Table 1 shows the physical properties of the obtained sheet.
[Example 2]
A blend comprising (A-1) 30 parts by weight of a crystalline polypropylene resin, (B-1) 50 parts by weight of an ethylene / α-olefin copolymer, and (B′-2) 20 parts by weight of an ethylene / α-olefin copolymer. From the product, a sheet having a thickness of 0.5 mm was produced at 200 ° C. using a sheet molding machine.

Table 1 shows the physical properties of the obtained sheet.
[Example 3]
(C-1) Silane coupling agent 0 with respect to 100 parts by weight of (A-1) crystalline polypropylene resin 30 parts by weight and (B-1) 70 parts by weight of ethylene / α-olefin copolymer. A sheet having a thickness of 0.5 mm was prepared from the blend containing 5 parts by weight at 200 ° C. using a sheet molding machine.

Table 1 shows the physical properties of the obtained sheet.
[Comparative Example 1]
(A-1) From a blend consisting of 30 parts by weight of a crystalline polypropylene resin (B′-2) and 70 parts by weight of an ethylene / α-olefin copolymer, using a sheet molding machine, the thickness is 200 ° C. A 0.5 mm sheet was prepared.

  Table 1 shows the physical properties of the obtained sheet.

Claims (8)

Crystalline polypropylene-based resin (A) 70 to 5 parts by weight and ethylene / α-olefin copolymer (B) 30 to 95 parts by weight ((A) and (B )) Is a solar cell encapsulant comprising 100 parts by weight.

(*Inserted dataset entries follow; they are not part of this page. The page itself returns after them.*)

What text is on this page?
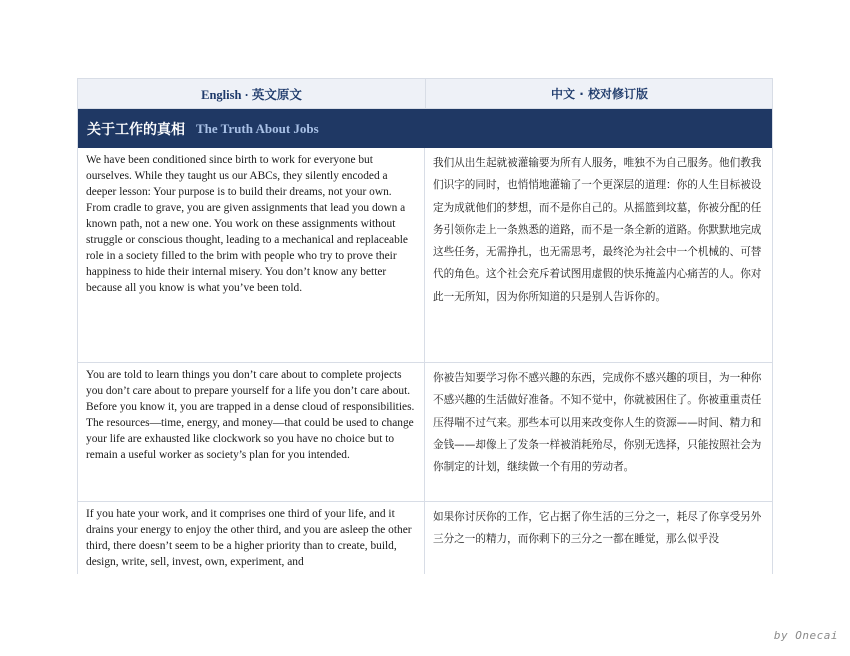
English · 英文原文	中文 · 校对修订版
关于工作的真相 The Truth About Jobs
We have been conditioned since birth to work for everyone but ourselves. While they taught us our ABCs, they silently encoded a deeper lesson: Your purpose is to build their dreams, not your own. From cradle to grave, you are given assignments that lead you down a known path, not a new one. You work on these assignments without struggle or conscious thought, leading to a mechanical and replaceable role in a society filled to the brim with people who try to prove their happiness to hide their internal misery. You don’t know any better because all you know is what you’ve been told.
我们从出生起就被灌输要为所有人服务，唯独不为自己服务。他们教我们识字的同时，也悄悄地灌输了一个更深层的道理：你的人生目标被设定为成就他们的梦想，而不是你自己的。从摇篮到坟墓，你被分配的任务引领你走上一条熟悉的道路，而不是一条全新的道路。你默默地完成这些任务，无需挣扎，也无需思考，最终沦为社会中一个机械的、可替代的角色。这个社会充斥着试图用虚假的快乐掩盖内心痛苦的人。你对此一无所知，因为你所知道的只是别人告诉你的。
You are told to learn things you don’t care about to complete projects you don’t care about to prepare yourself for a life you don’t care about. Before you know it, you are trapped in a dense cloud of responsibilities. The resources—time, energy, and money—that could be used to change your life are exhausted like clockwork so you have no choice but to remain a useful worker as society’s plan for you intended.
你被告知要学习你不感兴趣的东西，完成你不感兴趣的项目，为一种你不感兴趣的生活做好准备。不知不觉中，你就被困住了。你被重重责任压得喘不过气来。那些本可以用来改变你人生的资源——时间、精力和金钱——却像上了发条一样被消耗殆尽，你别无选择，只能按照社会为你制定的计划，继续做一个有用的劳动者。
If you hate your work, and it comprises one third of your life, and it drains your energy to enjoy the other third, and you are asleep the other third, there doesn’t seem to be a higher priority than to create, build, design, write, sell, invest, own, experiment, and
如果你讨厌你的工作，它占据了你生活的三分之一，耗尽了你享受另外三分之一的精力，而你剩下的三分之一都在睡觉，那么似乎没
by Onecai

The solar cell sealing material according to claim 1, wherein the ethylene / α-olefin copolymer (B) has a structural unit derived from an α-olefin having 4 or more carbon atoms. The ethylene / α-olefin copolymer (B) has 30 to 70 mol% of structural units derived from ethylene, and a total of 70 to 30 mol% of structural units derived from an α-olefin having 4 or more carbon atoms, The solar cell sealing material according to claim 2. The solar cell sealing material of Claim 1 which has two or more glass transition point peaks measured by the temperature change of loss tangent (tan-delta). Furthermore, the solar cell sealing material of any one of Claim 1 to 4 which comprises a silane coupling agent (C). The solar cell sealing sheet obtained using the solar cell sealing material of any one of Claims 1-5. The solar cell module obtained using the solar cell sealing material of any one of Claims 1-5, and / or the solar cell sealing sheet of Claim 6. A power generation facility obtained using the solar cell module according to claim 7.